Wide-spread cheating inflates students’ achievements in India, but technology-aided solutions can improve data accuracy in standardised testing
Read “Myths of official measurement: Auditing and improving administrative data in developing countries” by Abhijeet Singh here.
Misreported or manipulated administrative data is a key impediment to public service delivery in low- and middle-income countries. In India, cheating and misreporting on standardised education assessments which are relied upon to support the development of education policies, likewise threaten policy interventions designed to improve students’ low learning levels. In this VoxDevTalk, Abhijeet Singh discusses his recent work in a two-part study in India examining the extent of grade manipulation in standardised tests as well as the effectiveness of technological aids to reduce distortions in student testing.
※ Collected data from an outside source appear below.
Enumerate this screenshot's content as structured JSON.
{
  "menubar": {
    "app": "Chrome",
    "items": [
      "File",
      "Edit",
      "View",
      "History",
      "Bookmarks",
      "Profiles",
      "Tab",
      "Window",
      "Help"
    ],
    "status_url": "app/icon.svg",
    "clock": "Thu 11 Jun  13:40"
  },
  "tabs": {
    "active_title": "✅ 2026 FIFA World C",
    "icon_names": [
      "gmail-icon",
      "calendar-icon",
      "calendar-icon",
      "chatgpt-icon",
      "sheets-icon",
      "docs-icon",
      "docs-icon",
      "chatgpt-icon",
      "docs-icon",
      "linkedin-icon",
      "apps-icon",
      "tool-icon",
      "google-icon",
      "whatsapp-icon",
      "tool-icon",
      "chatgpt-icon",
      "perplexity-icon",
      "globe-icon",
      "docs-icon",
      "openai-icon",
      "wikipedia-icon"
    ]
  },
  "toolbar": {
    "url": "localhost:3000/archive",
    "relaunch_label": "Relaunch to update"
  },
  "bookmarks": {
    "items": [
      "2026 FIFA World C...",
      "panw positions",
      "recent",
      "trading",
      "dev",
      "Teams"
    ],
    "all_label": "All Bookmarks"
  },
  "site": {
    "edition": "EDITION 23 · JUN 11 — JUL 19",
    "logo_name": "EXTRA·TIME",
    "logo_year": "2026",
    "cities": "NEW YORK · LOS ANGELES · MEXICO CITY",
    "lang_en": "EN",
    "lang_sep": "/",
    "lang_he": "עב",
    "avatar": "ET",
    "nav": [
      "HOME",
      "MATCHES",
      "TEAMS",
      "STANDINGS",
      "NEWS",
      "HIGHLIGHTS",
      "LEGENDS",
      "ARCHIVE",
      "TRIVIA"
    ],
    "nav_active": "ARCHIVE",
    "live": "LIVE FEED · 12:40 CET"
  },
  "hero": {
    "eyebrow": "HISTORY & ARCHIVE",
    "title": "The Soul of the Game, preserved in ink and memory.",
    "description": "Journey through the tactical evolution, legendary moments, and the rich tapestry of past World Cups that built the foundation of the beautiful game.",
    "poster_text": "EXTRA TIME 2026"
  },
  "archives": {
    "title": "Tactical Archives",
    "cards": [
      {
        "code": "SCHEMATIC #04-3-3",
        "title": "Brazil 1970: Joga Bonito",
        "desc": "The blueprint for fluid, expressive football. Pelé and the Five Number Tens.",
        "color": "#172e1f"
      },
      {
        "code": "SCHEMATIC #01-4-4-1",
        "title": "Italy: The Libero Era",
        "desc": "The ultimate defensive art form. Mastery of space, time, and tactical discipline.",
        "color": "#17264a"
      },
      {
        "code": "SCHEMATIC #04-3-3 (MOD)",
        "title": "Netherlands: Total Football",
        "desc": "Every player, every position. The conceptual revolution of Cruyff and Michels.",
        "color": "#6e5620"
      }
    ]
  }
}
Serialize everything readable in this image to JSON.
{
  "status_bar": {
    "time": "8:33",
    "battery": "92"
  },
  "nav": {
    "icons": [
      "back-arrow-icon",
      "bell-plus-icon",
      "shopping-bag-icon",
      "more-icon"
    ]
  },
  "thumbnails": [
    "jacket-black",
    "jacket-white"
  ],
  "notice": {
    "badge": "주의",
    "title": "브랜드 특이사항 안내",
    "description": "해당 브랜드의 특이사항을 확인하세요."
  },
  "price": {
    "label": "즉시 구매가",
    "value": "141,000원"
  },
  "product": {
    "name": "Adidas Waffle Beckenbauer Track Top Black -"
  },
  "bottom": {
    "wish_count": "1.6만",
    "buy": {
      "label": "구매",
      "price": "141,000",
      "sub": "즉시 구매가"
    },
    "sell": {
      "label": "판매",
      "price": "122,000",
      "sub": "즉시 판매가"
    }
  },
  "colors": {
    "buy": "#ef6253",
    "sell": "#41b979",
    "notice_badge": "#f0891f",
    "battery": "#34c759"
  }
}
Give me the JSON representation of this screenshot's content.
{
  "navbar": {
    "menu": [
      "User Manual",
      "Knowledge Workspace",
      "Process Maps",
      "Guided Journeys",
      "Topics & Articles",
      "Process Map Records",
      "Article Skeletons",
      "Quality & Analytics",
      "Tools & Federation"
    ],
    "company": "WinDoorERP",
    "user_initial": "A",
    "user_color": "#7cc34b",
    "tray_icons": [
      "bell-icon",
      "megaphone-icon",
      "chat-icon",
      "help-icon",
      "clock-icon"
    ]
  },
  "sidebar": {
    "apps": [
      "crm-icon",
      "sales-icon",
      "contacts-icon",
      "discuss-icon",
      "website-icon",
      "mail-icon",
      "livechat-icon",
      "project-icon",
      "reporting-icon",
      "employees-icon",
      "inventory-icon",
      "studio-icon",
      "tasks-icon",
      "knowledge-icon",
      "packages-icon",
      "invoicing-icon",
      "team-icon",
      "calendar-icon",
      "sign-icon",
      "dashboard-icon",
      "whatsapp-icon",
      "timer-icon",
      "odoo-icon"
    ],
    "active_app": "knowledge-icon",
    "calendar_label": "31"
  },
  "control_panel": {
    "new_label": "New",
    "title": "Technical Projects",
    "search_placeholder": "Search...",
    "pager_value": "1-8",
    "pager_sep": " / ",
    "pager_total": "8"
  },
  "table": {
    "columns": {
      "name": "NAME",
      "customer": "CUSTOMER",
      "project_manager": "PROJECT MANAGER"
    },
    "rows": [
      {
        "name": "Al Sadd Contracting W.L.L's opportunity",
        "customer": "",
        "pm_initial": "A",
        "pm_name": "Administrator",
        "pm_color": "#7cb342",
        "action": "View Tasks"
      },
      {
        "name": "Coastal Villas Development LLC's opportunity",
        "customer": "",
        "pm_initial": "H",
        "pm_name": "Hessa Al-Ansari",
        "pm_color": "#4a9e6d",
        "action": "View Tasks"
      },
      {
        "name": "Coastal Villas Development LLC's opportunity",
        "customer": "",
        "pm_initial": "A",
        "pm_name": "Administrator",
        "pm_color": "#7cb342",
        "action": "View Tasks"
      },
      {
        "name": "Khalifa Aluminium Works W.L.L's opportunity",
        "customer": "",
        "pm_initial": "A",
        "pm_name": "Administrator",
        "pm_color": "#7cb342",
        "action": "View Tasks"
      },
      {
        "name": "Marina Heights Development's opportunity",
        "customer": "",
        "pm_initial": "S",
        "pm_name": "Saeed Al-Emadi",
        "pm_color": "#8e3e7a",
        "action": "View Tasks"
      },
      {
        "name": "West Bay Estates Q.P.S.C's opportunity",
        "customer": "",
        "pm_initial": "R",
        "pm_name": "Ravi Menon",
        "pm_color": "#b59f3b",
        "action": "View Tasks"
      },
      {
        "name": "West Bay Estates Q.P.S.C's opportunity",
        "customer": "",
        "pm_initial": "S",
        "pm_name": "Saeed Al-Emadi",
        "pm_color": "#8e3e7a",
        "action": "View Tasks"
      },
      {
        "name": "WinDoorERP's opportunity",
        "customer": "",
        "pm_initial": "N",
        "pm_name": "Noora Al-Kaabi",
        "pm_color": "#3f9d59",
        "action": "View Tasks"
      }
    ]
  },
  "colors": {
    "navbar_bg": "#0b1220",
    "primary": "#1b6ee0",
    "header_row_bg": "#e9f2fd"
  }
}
His results show that in the state of Madhya Pradesh, maths and Hindi scores on the standardised tests are significantly higher than students’ actual learning levels. In a separate intervention in the state of Andhra Pradesh, he finds that utilising tablets to conduct tests that were independently graded greatly reduced incidences of cheating and produced test results that were more aligned to students’ actual learning levels. These results show that administrative data can suffer from large inaccuracies, with large implications as policymakers attempt to be more data driven in their approach to improving learning, and building state capacity in general, and that solutions to strengthen data accuracy can greatly improve data quality.